关键词: 杧果, 铁代谢, Fe-S簇装配机制, ISU1, 缺铁胁迫, 转基因拟南芥

Abstract:

Iron-sulfur（Fe-S）cluster assembly genes play important roles in plant growth and development. We focused on the cloning and functional determination of MiISU1 involved in mitochondrial Fe-S cluster assembly in mango（Mangifera indica）and analyzed its biological functions, which may provide gene resources and theoretical foundation for the molecular mechanisms of Fe-S cluster assembly in tropical crops. The MiISU1 was isolated by homology cloning technology from mango. The tissue-specific expression characteristics and their responses to different Fe supplies were detected by quantitative real-time PCR. Functional verification of MiISU1 was carried out via creating over-expressed transgenic Arabidopsis seedlings. Results showed that MiISU1 was isolated from diploid mango ‘Guire 82’, whose expression was the highest in young fruits, followed by mature fruits, full-bloom flowers and new leaves, but was low in new roots and new phloem. In addition, Fe depletion significantly reduced the expression of MiISU1 in the roots of 1-year-old grafted seedlings, while high Fe toxicity significantly enhanced the expression of MiISU1 in the whole tested seedlings. Moreover, over-expression of MiISU1 in Arabidopsis significantly enhanced plant growth, accompanied with enhanced Fe accumulation, leaf total chlorophyll, nitrite reductase（NIR）, aconitase（ACO）and succinate dehydrogenase（SDH）activities in transgenic lines, and improved plant resistance to Fe depletion via enhancing the root growth and development. MiISU1 plays a key role in Fe nutrition and metabolism of mango, which is regulated by external Fe status.

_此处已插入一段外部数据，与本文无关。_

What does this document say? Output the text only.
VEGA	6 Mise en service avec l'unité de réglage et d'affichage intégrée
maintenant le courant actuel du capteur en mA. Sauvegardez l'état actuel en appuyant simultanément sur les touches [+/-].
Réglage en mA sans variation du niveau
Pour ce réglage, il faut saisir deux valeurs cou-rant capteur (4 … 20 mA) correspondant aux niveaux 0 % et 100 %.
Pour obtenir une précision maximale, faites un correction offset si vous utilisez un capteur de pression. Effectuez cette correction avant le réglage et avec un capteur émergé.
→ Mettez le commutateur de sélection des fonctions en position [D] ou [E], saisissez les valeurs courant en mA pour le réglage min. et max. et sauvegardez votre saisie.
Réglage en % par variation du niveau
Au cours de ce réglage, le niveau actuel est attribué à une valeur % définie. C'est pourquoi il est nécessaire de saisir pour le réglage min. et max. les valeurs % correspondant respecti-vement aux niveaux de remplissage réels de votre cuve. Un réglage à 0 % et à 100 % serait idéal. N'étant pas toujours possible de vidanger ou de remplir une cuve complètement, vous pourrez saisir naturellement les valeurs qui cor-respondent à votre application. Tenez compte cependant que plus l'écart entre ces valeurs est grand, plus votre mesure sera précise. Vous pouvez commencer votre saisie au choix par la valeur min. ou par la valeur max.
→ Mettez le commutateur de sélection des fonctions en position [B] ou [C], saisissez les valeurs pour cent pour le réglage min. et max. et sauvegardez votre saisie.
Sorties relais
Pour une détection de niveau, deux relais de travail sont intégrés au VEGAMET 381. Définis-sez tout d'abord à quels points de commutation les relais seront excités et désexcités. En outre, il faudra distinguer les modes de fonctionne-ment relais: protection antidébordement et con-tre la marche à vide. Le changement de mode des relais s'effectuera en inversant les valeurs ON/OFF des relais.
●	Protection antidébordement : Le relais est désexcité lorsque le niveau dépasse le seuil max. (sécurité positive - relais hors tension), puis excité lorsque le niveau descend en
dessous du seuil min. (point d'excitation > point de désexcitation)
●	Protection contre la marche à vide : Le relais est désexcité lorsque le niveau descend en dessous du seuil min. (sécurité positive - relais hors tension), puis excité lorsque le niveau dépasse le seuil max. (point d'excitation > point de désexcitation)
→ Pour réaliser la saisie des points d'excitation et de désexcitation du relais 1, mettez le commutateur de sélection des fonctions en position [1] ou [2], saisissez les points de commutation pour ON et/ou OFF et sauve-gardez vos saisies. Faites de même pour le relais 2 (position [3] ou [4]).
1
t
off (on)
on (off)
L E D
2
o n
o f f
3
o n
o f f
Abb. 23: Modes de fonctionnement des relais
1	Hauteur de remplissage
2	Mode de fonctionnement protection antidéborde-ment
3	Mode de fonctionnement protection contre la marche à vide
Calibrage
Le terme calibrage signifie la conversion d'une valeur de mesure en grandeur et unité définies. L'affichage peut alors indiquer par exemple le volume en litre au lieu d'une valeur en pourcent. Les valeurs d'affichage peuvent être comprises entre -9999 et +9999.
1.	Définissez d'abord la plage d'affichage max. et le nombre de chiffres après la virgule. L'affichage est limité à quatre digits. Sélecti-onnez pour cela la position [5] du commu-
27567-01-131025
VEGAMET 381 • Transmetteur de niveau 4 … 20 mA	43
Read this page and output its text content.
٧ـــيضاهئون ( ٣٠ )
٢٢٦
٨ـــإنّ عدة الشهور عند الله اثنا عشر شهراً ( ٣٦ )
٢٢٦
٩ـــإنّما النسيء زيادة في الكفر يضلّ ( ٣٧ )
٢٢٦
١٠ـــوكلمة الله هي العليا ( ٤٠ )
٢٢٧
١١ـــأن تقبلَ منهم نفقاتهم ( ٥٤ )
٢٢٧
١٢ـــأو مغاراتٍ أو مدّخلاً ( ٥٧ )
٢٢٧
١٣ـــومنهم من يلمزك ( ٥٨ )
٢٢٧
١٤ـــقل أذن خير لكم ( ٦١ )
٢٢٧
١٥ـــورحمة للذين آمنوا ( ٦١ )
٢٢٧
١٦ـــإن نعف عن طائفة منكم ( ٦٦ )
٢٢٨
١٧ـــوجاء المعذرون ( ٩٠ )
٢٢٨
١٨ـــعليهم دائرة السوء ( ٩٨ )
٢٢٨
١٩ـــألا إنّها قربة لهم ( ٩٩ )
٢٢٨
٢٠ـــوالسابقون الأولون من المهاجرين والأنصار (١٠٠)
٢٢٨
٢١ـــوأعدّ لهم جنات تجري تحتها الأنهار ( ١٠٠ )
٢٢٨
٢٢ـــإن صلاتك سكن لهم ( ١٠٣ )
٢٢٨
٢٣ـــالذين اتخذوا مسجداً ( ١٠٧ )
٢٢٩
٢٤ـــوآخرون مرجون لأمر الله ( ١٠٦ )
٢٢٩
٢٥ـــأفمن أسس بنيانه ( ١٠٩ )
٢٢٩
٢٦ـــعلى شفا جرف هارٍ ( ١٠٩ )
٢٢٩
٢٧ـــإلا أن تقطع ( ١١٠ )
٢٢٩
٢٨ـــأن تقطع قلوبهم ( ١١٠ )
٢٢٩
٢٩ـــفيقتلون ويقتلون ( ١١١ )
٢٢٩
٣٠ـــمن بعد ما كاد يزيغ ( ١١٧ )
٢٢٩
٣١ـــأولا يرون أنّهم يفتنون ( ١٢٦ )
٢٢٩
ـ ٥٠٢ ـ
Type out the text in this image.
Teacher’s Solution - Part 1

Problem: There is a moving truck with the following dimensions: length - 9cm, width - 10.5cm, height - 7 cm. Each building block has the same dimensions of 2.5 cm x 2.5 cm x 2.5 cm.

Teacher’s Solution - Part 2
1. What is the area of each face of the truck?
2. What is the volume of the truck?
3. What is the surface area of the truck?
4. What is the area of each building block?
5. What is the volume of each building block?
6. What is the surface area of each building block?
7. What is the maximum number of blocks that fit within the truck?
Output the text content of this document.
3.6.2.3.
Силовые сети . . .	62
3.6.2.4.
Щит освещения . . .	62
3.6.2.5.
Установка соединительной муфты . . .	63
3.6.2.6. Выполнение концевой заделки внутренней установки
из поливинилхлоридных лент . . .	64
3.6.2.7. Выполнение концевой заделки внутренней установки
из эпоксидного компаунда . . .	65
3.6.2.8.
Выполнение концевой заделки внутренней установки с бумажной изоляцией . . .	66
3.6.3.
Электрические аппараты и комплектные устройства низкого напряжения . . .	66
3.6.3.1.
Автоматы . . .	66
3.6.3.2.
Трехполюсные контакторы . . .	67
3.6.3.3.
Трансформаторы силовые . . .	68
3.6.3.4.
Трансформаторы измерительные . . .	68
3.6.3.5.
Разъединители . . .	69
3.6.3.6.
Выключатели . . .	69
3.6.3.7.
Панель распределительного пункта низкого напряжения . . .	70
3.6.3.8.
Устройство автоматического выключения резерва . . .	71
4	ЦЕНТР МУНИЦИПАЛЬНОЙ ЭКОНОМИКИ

Key words: Mangifera indica, Fe metabolism, Fe-S cluster assembly machinery, ISU1, Fe deficiency stress, transgenic Arabidopsis

崔吉洁, 蔡文波, 庄庆辉, 高爱平, 黄建峰, 陈亚辉, 宋志忠. 杧果Fe-S簇装配基因MiISU1的生物学功能[J]. 生物技术通报, 2023, 39(2): 139-146.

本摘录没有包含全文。